Leonard Rosenman was an unusual choice to score The Voyage Home and his music is a definite skew away from the trademarked sound of Trek. Distinctive and often quite smitten with metallic and discordant themes, Rosenman was an equally unusual option for scoring comedies, which is what Voyage Home is, first and foremost. But his music suits the caper and offers a resoundingly upbeat, almost “twinkly” main title that can't help but grow on you. Similarly, Cliff Eidelman's work on Undiscovered Country was a radial departure in tone, feel and character. Altogether darker and more serious, this was subdued, ominous and menacing. Suspense and dread are key elements and this score marks a curiously intense denouement to the music of Classic Trek.

“Once again, we've saved civilisation as we know it.”

“And the good news is, they're not going to prosecute.”

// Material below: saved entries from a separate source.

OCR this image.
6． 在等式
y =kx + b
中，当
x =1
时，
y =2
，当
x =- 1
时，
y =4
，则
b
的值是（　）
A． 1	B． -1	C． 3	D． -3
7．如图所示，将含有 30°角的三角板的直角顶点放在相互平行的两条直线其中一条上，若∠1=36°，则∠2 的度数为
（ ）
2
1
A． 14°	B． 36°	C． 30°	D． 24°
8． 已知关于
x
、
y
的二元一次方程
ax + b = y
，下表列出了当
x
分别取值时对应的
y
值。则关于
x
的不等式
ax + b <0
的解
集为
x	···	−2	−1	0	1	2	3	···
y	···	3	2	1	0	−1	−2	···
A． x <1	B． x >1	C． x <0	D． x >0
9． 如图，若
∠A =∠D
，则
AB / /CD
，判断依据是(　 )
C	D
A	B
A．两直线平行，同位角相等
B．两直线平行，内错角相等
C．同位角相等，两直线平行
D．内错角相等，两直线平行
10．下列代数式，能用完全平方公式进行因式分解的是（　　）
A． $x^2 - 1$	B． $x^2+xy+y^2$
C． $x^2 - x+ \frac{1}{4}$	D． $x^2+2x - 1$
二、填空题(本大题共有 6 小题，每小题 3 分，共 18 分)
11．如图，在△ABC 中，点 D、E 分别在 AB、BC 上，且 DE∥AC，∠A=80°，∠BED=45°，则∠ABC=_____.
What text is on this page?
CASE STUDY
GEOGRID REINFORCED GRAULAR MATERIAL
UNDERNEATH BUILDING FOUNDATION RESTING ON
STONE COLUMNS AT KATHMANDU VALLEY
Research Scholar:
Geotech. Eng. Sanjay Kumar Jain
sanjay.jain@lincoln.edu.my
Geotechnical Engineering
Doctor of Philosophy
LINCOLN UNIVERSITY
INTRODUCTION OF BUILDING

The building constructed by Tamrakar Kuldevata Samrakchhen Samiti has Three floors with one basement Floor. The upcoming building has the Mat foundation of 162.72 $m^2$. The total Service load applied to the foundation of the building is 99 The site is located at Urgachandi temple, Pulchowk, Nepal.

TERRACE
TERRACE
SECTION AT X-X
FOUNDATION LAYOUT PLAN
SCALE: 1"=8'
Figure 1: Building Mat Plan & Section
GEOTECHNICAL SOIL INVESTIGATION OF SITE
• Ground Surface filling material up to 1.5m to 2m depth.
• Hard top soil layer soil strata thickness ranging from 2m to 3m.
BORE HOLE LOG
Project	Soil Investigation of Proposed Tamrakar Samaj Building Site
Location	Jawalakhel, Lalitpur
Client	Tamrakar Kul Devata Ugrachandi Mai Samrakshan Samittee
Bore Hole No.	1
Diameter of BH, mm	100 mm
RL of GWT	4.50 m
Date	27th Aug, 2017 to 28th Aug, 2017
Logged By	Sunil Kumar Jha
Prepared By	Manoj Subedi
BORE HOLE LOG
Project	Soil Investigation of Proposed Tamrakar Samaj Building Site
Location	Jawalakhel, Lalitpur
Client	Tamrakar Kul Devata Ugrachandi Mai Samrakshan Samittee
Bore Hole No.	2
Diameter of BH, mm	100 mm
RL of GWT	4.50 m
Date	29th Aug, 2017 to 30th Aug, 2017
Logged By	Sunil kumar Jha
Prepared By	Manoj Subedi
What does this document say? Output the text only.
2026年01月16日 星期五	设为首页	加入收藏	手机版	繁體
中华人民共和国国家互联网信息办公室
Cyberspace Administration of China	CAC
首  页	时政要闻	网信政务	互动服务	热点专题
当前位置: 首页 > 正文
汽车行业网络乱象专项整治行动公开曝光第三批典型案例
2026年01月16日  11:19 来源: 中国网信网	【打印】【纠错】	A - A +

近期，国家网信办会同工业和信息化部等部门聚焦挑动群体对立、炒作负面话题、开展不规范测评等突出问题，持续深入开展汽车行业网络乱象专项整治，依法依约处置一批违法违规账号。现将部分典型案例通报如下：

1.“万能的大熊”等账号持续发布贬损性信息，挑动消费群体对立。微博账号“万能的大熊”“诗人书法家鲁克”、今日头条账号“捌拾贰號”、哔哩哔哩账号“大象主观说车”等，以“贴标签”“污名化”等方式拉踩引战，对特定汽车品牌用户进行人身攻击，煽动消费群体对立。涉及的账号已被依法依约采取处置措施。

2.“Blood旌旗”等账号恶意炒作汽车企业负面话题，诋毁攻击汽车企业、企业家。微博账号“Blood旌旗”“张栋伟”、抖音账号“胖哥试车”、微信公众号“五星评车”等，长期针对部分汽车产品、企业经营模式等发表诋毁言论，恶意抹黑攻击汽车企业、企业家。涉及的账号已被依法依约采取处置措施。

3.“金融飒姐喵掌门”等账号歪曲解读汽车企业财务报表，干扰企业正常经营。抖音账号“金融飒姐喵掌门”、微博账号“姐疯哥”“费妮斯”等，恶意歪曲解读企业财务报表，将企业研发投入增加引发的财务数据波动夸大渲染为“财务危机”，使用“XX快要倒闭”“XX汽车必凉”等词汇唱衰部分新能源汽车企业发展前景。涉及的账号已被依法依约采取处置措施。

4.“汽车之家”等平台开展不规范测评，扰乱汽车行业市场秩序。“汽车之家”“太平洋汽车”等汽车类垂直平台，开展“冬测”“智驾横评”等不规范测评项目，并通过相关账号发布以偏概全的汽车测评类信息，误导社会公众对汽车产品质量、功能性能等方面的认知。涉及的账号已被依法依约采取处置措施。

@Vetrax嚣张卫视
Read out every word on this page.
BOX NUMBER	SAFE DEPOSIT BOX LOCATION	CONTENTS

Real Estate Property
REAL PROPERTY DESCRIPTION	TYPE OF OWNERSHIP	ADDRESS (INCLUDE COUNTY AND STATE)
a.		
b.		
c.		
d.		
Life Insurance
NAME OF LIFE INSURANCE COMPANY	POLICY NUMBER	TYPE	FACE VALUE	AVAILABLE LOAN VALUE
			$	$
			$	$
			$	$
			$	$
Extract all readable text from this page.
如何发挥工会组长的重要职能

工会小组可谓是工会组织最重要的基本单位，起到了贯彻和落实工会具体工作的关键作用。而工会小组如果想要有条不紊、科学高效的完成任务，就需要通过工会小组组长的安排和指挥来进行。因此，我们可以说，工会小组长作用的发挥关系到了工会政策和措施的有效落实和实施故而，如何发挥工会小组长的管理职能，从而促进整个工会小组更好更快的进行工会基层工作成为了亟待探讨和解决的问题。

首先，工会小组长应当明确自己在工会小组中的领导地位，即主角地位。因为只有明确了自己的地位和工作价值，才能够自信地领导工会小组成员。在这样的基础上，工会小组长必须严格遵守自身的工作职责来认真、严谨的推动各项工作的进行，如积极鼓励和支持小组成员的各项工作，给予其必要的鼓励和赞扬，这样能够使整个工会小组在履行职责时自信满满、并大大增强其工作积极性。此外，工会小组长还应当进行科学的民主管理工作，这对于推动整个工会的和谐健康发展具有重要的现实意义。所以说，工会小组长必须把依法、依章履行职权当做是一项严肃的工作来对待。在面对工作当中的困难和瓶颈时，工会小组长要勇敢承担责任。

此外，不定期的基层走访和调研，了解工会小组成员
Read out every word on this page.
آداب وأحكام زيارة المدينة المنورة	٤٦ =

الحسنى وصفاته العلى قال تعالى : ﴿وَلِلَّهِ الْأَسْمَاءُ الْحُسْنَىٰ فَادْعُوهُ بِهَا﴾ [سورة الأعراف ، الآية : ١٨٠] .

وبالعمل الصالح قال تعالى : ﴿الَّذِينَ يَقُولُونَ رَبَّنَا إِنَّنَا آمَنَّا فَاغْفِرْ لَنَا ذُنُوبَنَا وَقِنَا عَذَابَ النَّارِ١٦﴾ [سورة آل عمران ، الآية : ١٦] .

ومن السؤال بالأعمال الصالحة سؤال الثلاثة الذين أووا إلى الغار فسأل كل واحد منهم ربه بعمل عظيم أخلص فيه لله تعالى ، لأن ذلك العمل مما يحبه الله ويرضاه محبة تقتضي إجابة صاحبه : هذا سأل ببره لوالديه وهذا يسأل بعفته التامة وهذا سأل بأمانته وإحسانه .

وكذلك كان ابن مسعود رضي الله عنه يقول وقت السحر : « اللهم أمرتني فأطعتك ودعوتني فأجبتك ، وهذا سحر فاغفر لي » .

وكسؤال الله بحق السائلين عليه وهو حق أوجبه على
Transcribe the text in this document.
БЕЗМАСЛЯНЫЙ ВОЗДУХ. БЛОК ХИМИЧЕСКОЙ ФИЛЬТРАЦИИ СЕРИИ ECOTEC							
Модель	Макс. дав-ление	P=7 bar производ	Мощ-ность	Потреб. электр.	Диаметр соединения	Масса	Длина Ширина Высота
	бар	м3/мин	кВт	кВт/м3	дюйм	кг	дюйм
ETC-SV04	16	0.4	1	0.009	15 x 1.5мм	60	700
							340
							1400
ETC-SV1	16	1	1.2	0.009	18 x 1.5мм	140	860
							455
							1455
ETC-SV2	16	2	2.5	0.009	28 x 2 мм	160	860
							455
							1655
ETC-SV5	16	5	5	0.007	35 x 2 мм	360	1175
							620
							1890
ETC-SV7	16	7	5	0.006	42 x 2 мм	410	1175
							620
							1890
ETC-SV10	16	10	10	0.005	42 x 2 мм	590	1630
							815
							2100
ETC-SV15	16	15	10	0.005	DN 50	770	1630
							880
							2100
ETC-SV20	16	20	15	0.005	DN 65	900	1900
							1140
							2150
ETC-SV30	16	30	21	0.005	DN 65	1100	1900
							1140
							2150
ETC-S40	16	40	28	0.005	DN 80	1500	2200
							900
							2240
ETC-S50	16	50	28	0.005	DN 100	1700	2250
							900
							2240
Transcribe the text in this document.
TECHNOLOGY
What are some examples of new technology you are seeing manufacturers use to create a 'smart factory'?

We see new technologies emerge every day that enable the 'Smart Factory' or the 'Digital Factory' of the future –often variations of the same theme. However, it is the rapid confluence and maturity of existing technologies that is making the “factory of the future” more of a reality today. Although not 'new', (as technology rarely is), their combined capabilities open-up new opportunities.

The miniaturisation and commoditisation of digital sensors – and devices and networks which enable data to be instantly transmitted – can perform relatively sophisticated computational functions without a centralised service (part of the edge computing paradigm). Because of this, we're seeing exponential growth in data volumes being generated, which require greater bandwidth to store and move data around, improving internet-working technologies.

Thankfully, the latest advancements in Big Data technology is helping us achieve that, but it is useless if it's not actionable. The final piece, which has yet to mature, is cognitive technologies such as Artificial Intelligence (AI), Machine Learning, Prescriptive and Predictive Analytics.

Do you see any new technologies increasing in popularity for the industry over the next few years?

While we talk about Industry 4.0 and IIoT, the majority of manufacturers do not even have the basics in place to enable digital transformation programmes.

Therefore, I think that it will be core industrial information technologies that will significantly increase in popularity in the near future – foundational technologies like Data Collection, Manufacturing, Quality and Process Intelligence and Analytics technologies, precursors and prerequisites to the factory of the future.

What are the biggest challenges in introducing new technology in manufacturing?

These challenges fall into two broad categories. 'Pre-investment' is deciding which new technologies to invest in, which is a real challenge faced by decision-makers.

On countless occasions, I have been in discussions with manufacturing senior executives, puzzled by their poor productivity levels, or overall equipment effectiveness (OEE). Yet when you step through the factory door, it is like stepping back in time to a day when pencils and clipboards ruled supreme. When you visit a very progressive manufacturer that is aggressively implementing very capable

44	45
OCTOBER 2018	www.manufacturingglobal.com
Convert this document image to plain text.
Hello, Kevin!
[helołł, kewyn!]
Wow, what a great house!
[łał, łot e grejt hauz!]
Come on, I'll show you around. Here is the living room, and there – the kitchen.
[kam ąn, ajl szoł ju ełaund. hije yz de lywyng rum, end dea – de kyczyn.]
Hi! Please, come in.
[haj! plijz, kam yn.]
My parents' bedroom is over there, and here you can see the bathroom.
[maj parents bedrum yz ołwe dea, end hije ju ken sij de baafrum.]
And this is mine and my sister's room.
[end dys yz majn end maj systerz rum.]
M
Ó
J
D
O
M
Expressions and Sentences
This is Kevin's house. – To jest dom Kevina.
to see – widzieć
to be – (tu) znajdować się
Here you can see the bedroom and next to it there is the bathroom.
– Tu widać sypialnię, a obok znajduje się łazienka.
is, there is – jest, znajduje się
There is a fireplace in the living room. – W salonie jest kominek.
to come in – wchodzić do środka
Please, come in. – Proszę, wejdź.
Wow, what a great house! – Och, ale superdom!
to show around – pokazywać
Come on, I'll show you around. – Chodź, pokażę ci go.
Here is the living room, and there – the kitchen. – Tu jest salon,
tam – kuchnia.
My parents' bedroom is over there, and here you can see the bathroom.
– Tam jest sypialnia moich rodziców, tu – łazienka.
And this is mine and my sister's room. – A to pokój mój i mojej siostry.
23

But one of the most remarkable things about these six movies, and something that totally flies in the face of that alleged odd number curse, is how well they all flow together. Considering the differing directors, the advancement in special effects technology as they went along and the current “theme of the times”, all six make for an immensely satisfying catalogue of extended episodes. You get the serious one, the action-packed and emotional one and its two satellite arcs, a back to basics concept yarn and then the political thriller. There is definitely something for everyone, plot-wise. But the glue that bonds the whole enterprise together - oh, dear, sorry about that - is, and always shall be, the cast and the unshakeable camaraderie that they have. You feel a part of this family. Star Wars never managed to place you within the fold of its characters to such a degree and, for that matter, nor has anything else been so equally tender, intuitive and inordinately pleasing as the ongoing journeys of the Starship Enterprise.

Classic films, indeed ... and so much better, on the whole, than the Next Generation cycle that followed. With the first two movies clocking-up scores of 9 and 10 out of 10, respectively, The Search For Spock would get an 8, both The Voyage Home and The Final Frontier would get 7 apiece and The Undiscovered Country a borderline 9 ... bringing the collection of films a grand score of 9 out of 10, overall.